JEDDAH, 24 May 2004 — As exams draw closer, students race to invent new ways to cheat. The old days when students wrote answers on small pieces of paper and hide them in their clothes are over. Now they are using advanced technology including the cell phones and other gadgets. Car horns bridge the gap between high and low tech.

There are excuses aplenty, chief among them that questions are too difficult and there is insufficient time to study. But others argue if students put one tenth of the ingenuity they expend on cheating into studying for exams, they would all pass with flying colors. Is there something about cheating that is inherently more attractive than studying, regardless of the effort involved?

“Cheating is bad, but it runs in the blood of many students,” Sameer Al-Khaldi said. “Some students do it for fun or to help their friends. Some students are forced to do it because they are threatened that if they don’t help they will get a beating after school.”

An easy way to cheat is for a student to write in pencil on the chair of the person sitting in front of him. “If the teacher walks by he can’t read it, and it’s very difficult for teachers to inspect every chair in the hall,” he said.

For high school student Habib Ali, cheating is a challenge.

“I do it to prove to the teacher that I can cheat under his nose whenever I want to,” he said. “I don’t call it cheating, I call it helping people in need of information.”

A week before the test, friends gather at his house. “We practice a body language that only we can understand. For example, if I move my foot to the right, it means question No. 1. If that question is multiple choice, I move my right foot back and forth three times, which means C is the correct answer.”
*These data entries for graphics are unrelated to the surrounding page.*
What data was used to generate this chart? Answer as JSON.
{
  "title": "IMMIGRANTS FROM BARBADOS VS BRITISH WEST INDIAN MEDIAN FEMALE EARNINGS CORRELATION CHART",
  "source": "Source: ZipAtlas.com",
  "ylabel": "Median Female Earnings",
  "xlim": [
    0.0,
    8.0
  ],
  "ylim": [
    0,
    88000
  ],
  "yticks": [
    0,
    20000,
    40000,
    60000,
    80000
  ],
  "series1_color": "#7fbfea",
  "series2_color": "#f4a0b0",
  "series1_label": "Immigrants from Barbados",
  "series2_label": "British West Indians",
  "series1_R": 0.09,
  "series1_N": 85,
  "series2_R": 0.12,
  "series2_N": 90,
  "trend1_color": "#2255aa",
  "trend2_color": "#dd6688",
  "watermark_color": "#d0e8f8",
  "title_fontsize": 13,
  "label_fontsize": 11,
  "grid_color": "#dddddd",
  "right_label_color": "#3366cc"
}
All the students behind him has to do is watch his movements and record the answer, then pass it to the student behind, and so forth.

“The best part is that all this happens right in front of our teacher and he can’t prove that we are cheating,” he said.
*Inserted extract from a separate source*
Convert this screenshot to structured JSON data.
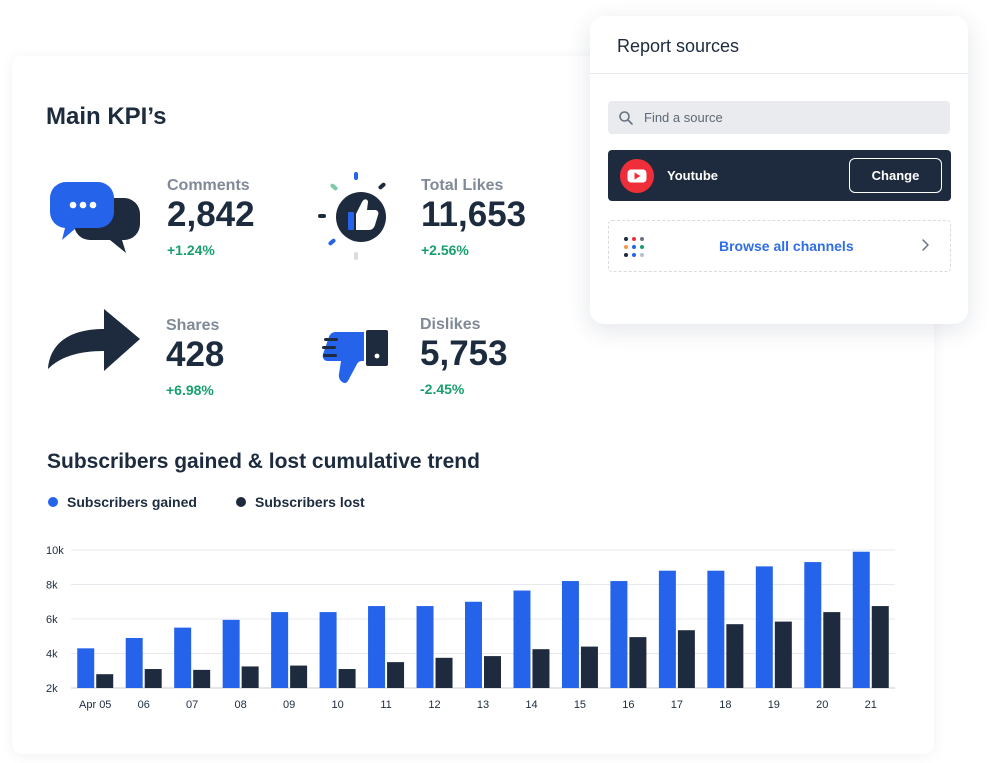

Ahmad BaSalem takes a dim view of the practice. “It’s a bad habit and it’s against Islam,” he said. “I have seen students smuggling their cell phones into the school and turning off the ringer. They call their friends and whisper questions to them. They put in an earphone and wear the shummagh to cover it.”

Other students fold tiny pieces of paper in their pens when the teacher isn’t looking.”
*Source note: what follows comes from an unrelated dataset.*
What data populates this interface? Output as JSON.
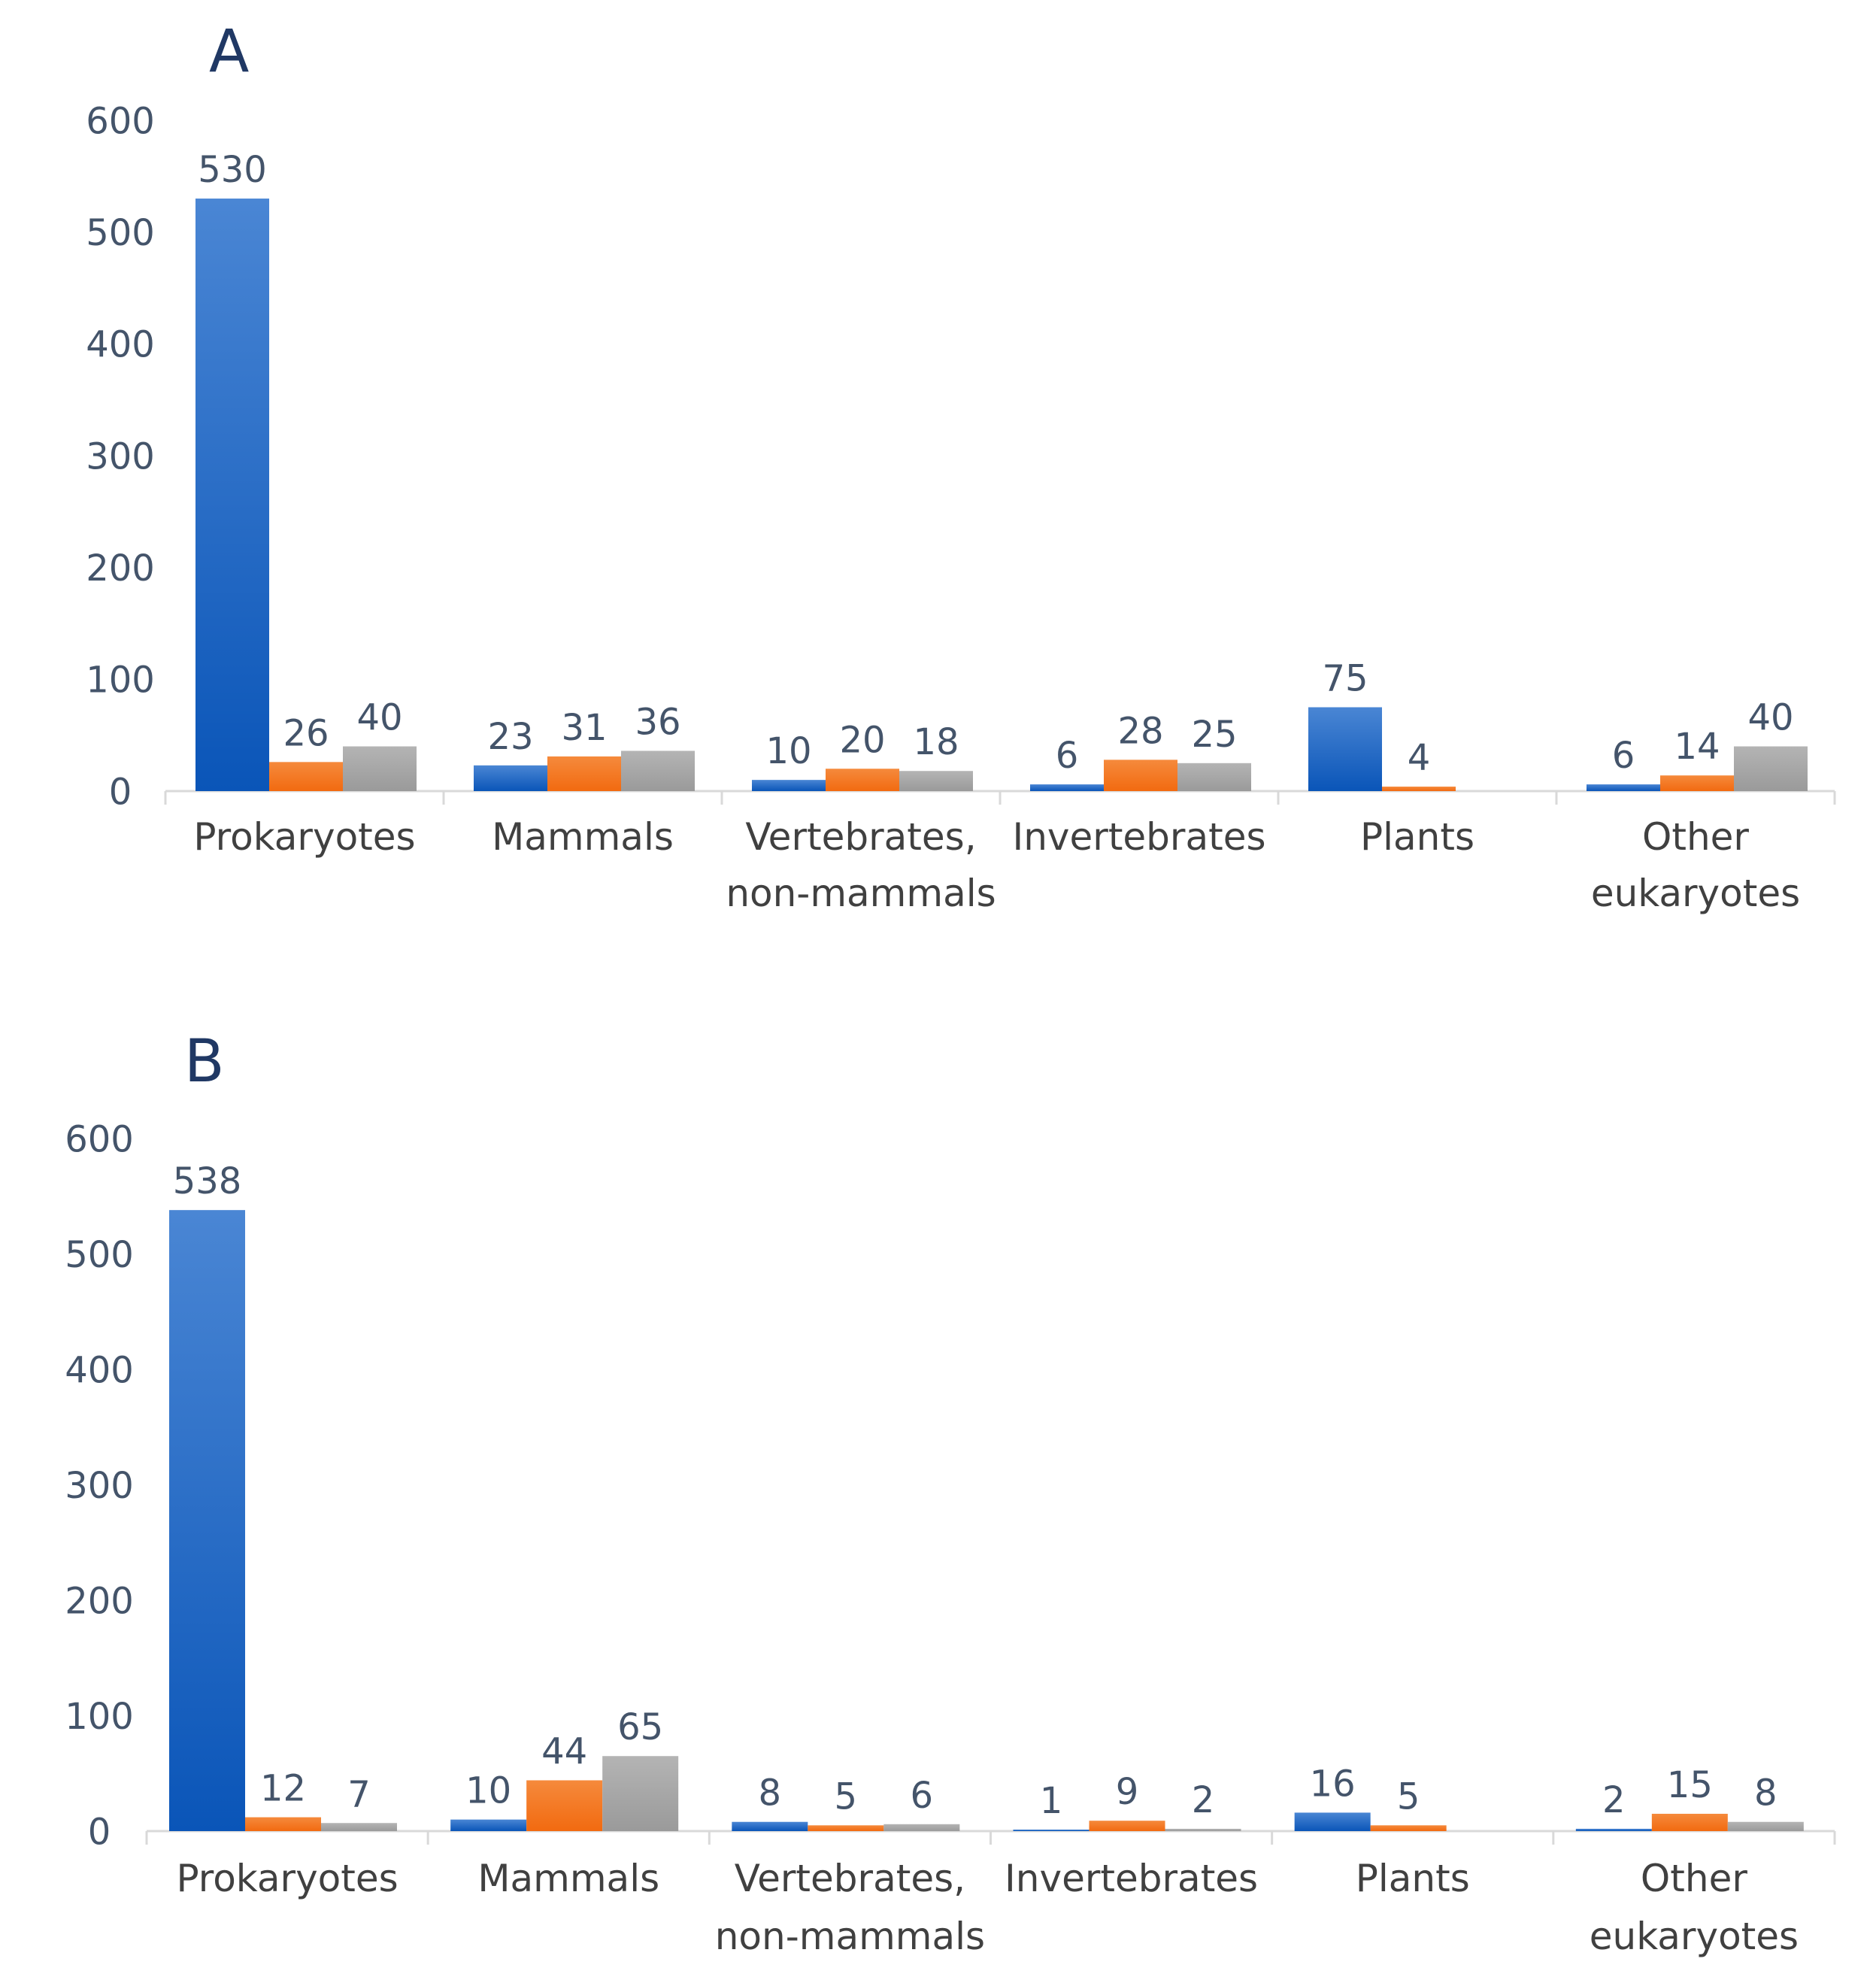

Muhammad Al-Harbi also disapproves. Cheating is useless and a sign of weakness, he said.

“Once I spent all night writing historical dates on tiny pieces of paper. When I got the questions the next day, I thought they were easy because I had inadvertently memorized all the dates.

“So why cheat if we could study?” he asked.

“I think the easiest way to stop cheating is to either install hidden cameras in the rooms or have different version of the question sheet so the students sitting next to each other have different answers.”

But there he may be underestimating the ingenuity and determination of students.